Lebih lanjut, mengacu kepada hasil aspirasi yang dikeluarkan Senat Mahasiswa, pihak kampus menjanjikan bahwa kebijakan tarif parkir tidak akan diberlakukan sebelum KTM baru diproses. Serta sebelum kebijakan ini berlaku pihak kampus akan memberlakukan masa percobaan atau sosialisasi selama kurang lebih tiga bulan. Namun menurut Senat Mahasiswa, percobaan tiga bulan tersebut bersifat tentatif.
“Waktu berdialog, pihak Jasa Marga mengatakan bahwa tiga bulan tersebut mengacu pada praktik-praktik yang sudah terjadi. Dan tiga bulan tersebut juga bisa berubah. Mengenai tanggal pasti pelaksanaan (percobaan) , kami (Senat Mahasiswa) tidak diberitahu” Lanjut Perwakilan Senat.
Selain melalui jalur Senat Mahasiswa, respon mahasiswa juga terlihat melalui kolektif bersama mahasiswa Unpar yang bernama Kolektif Parahyangan Menggugat (KPM). Dari postingan pertama di instagramnya, KPM menyatakan bahwa tarif parkir yang tertera di baliho sangat merugikan mahasiswa.
Sampai pada Rabu (22/03), terdapat 2.093 akun yang meng click likes dan 137 akun yang meninggalkan comment. Mayoritas isi kolom komentar mempertanyakan urgensi kebijakan tersebut.

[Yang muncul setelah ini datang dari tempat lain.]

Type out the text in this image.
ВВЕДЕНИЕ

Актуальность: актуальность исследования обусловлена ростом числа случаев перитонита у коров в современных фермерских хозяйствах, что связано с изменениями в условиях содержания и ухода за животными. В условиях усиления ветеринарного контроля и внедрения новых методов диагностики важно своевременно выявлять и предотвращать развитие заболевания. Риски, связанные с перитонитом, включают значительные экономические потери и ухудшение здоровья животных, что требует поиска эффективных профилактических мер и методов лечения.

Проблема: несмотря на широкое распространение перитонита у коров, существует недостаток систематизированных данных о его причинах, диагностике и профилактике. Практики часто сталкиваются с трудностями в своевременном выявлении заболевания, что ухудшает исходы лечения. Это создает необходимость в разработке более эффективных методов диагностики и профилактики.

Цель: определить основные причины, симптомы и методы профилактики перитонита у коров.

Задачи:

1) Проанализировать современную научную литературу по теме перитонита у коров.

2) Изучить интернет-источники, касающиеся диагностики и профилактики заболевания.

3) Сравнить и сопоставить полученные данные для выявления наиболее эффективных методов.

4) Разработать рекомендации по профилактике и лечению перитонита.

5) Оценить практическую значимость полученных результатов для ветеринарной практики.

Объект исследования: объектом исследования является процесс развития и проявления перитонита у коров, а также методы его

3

Aksi Nyata Kolektif Parahyangan Menggugat
Melalui akun instagramnya, KPM menginisiasi diskusi terbuka bagi seluruh mahasiswa Unpar untuk membahas kebijakan parkiran ini pada Senin (20/03).
Dalam forum diskusi tersebut, KPM menyatakan bahwa kebijakan parkir ini perlu ditinjau ulang, terlebih dampak dari berbagai aspek internal maupun eksternal.
Lebih lanjut, KPM menyebutkan bahwa terdapat 2 hal yang perlu ditinjau.
Pertama ditinjau dari letak geografisnya dimana Unpar berada di daerah yang kurang strategis karena luas jalan yang relatif sempit, hal ini dapat menimbulkan penumpukan volume kendaraan yang dapat mengganggu mobilitas.
Kedua ditinjau dari segi internal, apakah dapat tepat guna dalam pelaksanaannya atau malah memberatkan mahasiswa.
Sosialisasi Bukan Partisipasi
Pada awalnya, sosialisasi yang diberikan pihak kampus hanya sebatas pemasangan baliho di setiap portal mesin serta gerbang masuk basement. Dari baliho yang dipasang memuat informasi terkait bagaimana sistem parkir tersebut akan dijalankan seperti jam operasional, sistem pembayaran, dan nominal yang perlu dikeluarkan terkait parkir.
Namun karena terdapat desakan dari mahasiswa, akhirnya pihak kampus dan Jasa Marga mencoba berdialog dengan Senat Mahasiswa sebagai perwakilan mahasiswa pada Jumat (17/03). Sayangnya, Senat Mahasiswa hanya dilibatkan setelah adanya pemasangan portal, bukan sebelum pemasangan bahkan perencanaan kebijakan.
“Kami pun tidak tahu adanya pemasangan ini (portal parkir), tahu-tahu sudah ada pemasangan, baru kami mencoba untuk berdiskusi dengan pihak terakit” ujar Ketua Senat Mahasiswa pada Tim Redaksi Media Parahyangan pada Rabu (22/03)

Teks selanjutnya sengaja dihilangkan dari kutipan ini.